Breaches Aren’t Always Clear-Cut

Bruce Cholst, Herrick, Feinstein

 

Attorneys and managers often talk about a board’s fiduciary duty to act in the best interests of shareholders or unit-owners, but there are all kinds of unexpected ways board members can cross the line, which was the case at a co-op you represented. 

This was a co-op in Murray Hill where a shareholder fell into arrears on his bank loan, the bank declined to foreclose and the apartment was placed on the auction block. The board saw an opportunity to buy the apartment at a distressed price and flip it for profit, the proceeds of which would go to replenish the reserve fund. So the board called a special meeting to discuss the opportunity and decided to go for it. It strategized at length over the bidding and decided to give the board president the authority to go to the auction but limited her authority as to the amount of the bid she could place. She showed up at the auction, and so did a board member who had attended the meeting. He bid $50 over the limit that the board president was authorized to bid, and he was the successful bidder. The board refused to recognize him and sign the papers necessary to transfer title, so he sued. 

 

What happened next?

We defended the case based upon his breach of fiduciary duty, but the board member made a motion to dismiss. This was not your garden-variety breach of fiduciary case, because it wasn’t direct self-dealing. But it was insider trading. I had to convince the judge that there was a fiduciary duty owed by this board member to his colleagues and, by extension, to the shareholders in his community. Just as we were getting ready for trial, the case settled on terms favorable to the board. 

 

Was there a way this board member could have bid on the apartment without breaching his fiduciary duty? 

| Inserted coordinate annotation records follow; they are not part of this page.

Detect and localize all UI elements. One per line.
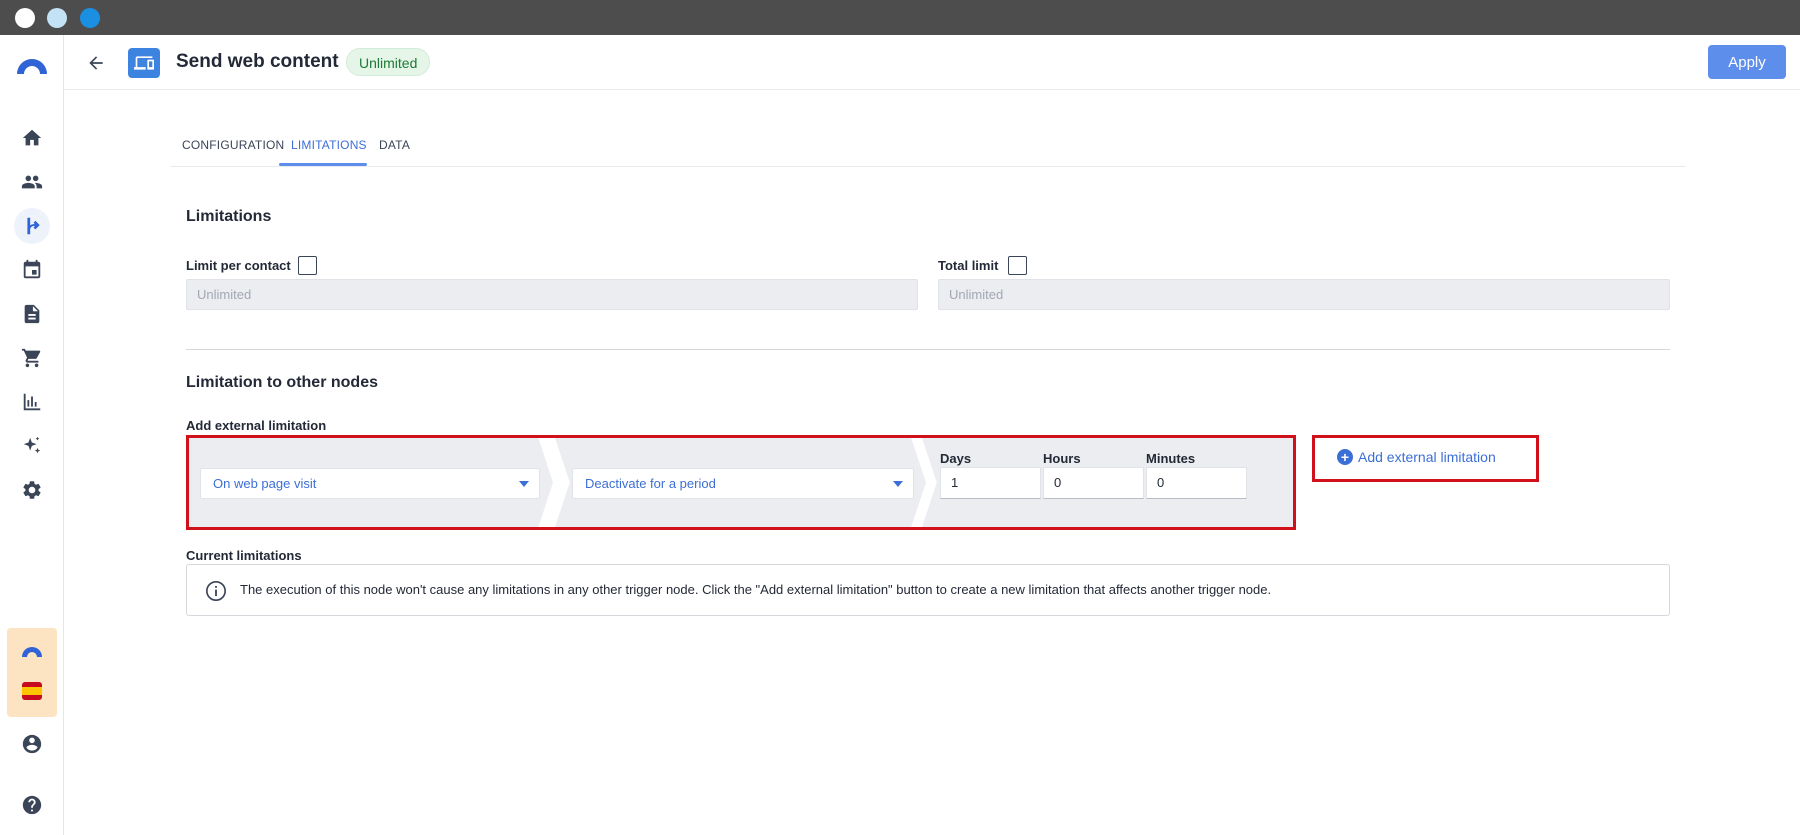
- days-input[interactable]: 1: [940, 467, 1041, 499]
- plus-circle-icon: +: [1337, 449, 1353, 465]
- status-badge: Unlimited: [346, 48, 431, 76]
- promo-card[interactable]: [7, 628, 57, 717]
- page-title: Send web content: [176, 51, 339, 72]
- action-select[interactable]: Deactivate for a period: [572, 468, 914, 499]
- tab-data[interactable]: DATA: [379, 138, 410, 152]
- limit-per-contact-label: Limit per contact: [186, 258, 291, 273]
- window-maximize-button[interactable]: [80, 8, 100, 28]
- apply-button[interactable]: Apply: [1708, 45, 1786, 79]
- window-titlebar: [0, 0, 1800, 35]
- help-icon[interactable]: [14, 787, 50, 823]
- hours-input[interactable]: 0: [1043, 467, 1144, 499]
- home-icon[interactable]: [14, 120, 50, 156]
- cart-icon[interactable]: [14, 340, 50, 376]
- days-label: Days: [940, 451, 972, 466]
- settings-icon[interactable]: [14, 472, 50, 508]
- total-limit-label: Total limit: [938, 258, 999, 273]
- add-external-limitation-highlight: + Add external limitation: [1312, 435, 1539, 482]
- calendar-icon[interactable]: [14, 252, 50, 288]
- limit-per-contact-checkbox[interactable]: [298, 256, 317, 275]
- current-limitations-info: The execution of this node won't cause a…: [186, 564, 1670, 616]
- contacts-icon[interactable]: [14, 164, 50, 200]
- document-icon[interactable]: [14, 296, 50, 332]
- add-external-limitation-label: Add external limitation: [186, 418, 327, 433]
- trigger-segment: On web page visit: [189, 438, 553, 527]
- minutes-label: Minutes: [1146, 451, 1196, 466]
- page-header: Send web content Unlimited Apply: [64, 35, 1800, 90]
- minutes-input[interactable]: 0: [1146, 467, 1247, 499]
- hours-label: Hours: [1043, 451, 1081, 466]
- period-segment: Days 1 Hours 0 Minutes 0: [922, 438, 1293, 527]
- tab-configuration[interactable]: CONFIGURATION: [182, 138, 284, 152]
- active-tab-indicator: [279, 163, 367, 166]
- app-logo[interactable]: [14, 48, 50, 84]
- tab-bar: CONFIGURATION LIMITATIONS DATA: [170, 125, 1686, 167]
- tab-limitations[interactable]: LIMITATIONS: [291, 138, 367, 152]
- caret-down-icon: [519, 481, 529, 487]
- external-limitation-editor: On web page visit Deactivate for a perio…: [186, 435, 1296, 530]
- limitations-title: Limitations: [186, 208, 272, 225]
- promo-logo-icon: [19, 642, 45, 660]
- action-segment: Deactivate for a period: [555, 438, 926, 527]
- info-icon: [206, 581, 226, 601]
- trigger-select-value: On web page visit: [213, 476, 317, 491]
- total-limit-input: Unlimited: [938, 279, 1670, 310]
- caret-down-icon: [893, 481, 903, 487]
- window-minimize-button[interactable]: [47, 8, 67, 28]
- limit-per-contact-input: Unlimited: [186, 279, 918, 310]
- sidebar: [0, 35, 64, 835]
- trigger-select[interactable]: On web page visit: [200, 468, 540, 499]
- section-divider: [186, 349, 1670, 350]
- spain-flag-icon: [22, 682, 42, 700]
- analytics-icon[interactable]: [14, 384, 50, 420]
- journeys-icon[interactable]: [14, 208, 50, 244]
- other-nodes-title: Limitation to other nodes: [186, 374, 378, 391]
- window-close-button[interactable]: [15, 8, 35, 28]
- current-limitations-label: Current limitations: [186, 548, 302, 563]
- back-arrow-icon[interactable]: [83, 50, 109, 76]
- ai-sparkle-icon[interactable]: [14, 428, 50, 464]
- account-icon[interactable]: [14, 726, 50, 762]
- add-external-limitation-text: Add external limitation: [1358, 449, 1496, 465]
- info-message: The execution of this node won't cause a…: [240, 582, 1272, 597]
- total-limit-checkbox[interactable]: [1008, 256, 1027, 275]
- web-content-node-icon: [128, 48, 160, 78]
- add-external-limitation-button[interactable]: + Add external limitation: [1337, 449, 1496, 465]
- action-select-value: Deactivate for a period: [585, 476, 716, 491]
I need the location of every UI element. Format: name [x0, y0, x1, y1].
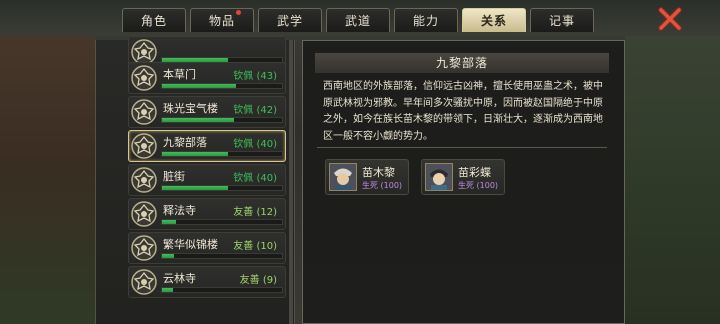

Yes, there was. When board members place a bid on an apartment in their building, which is very often the case, they don’t forfeit their ability to do that just by being on the board. But members have a duty to be absolutely transparent about their intentions, both to the board and to shareholders or unit-owners. So what you need to do is to communicate to everybody in writing the fact that there is an apartment for sale, your intention to bid and invite others to bid as well. That way it’s a level playing field. It also maximizes the ability of the selling shareholder or unit-owner to get maximum pricing on their apartment.

 

Any final words of advice?

Your fiduciary duty to shareholders and the board always trumps personal interest. Otherwise, you’re violating your duty of undivided loyalty and also fair play. But you have to be aware that there are often subtle conflicts of interest or ways in which that fiduciary duty can be breached — for example, jumping a waiting list for a parking garage space — even if it’s not a direct pecuniary benefit. I was serving as a board member, and we were negotiating a garage lease. One of the concessions the lessee was offering was discounted parking spaces for tenant shareholders. On its face it sounded very good, but four of the seven board members had parking spaces. I said, “Wait a second, if we take that concession, we are hanging ourselves out to dry because a majority of our board members are benefiting from it. Let’s reject that concession and go for another one.” That’s an example of a very subtle way in which a breach of fiduciary duty can occur. And board members really need to be cognizant of the subtleties.

 

WHO’S SUING WHOM

 

Appellate Court Upholds Denial of Motion to Dismiss in Litigation Over Co-op Alterations 

In this case (related to Real World Holding, LLC v. 393 W. Broadway Corp.), the owner of a residential cooperative, a downtown loft, filed a derivative suit on behalf of the cooperative corporation against the board of directors based on allegations of improper construction work; wrongful transfer of common space to a board member; calling of meetings and elections without following the bylaws and the law; and unequal treatment of some shareholders and favoritism toward others. The complaint adequately alleged breaches of fiduciary duty; however documentary evidence was insufficient to utterly refute the allegations, so the motion to dismiss was properly denied. On appeal, the appellate court upheld the denial of the motion.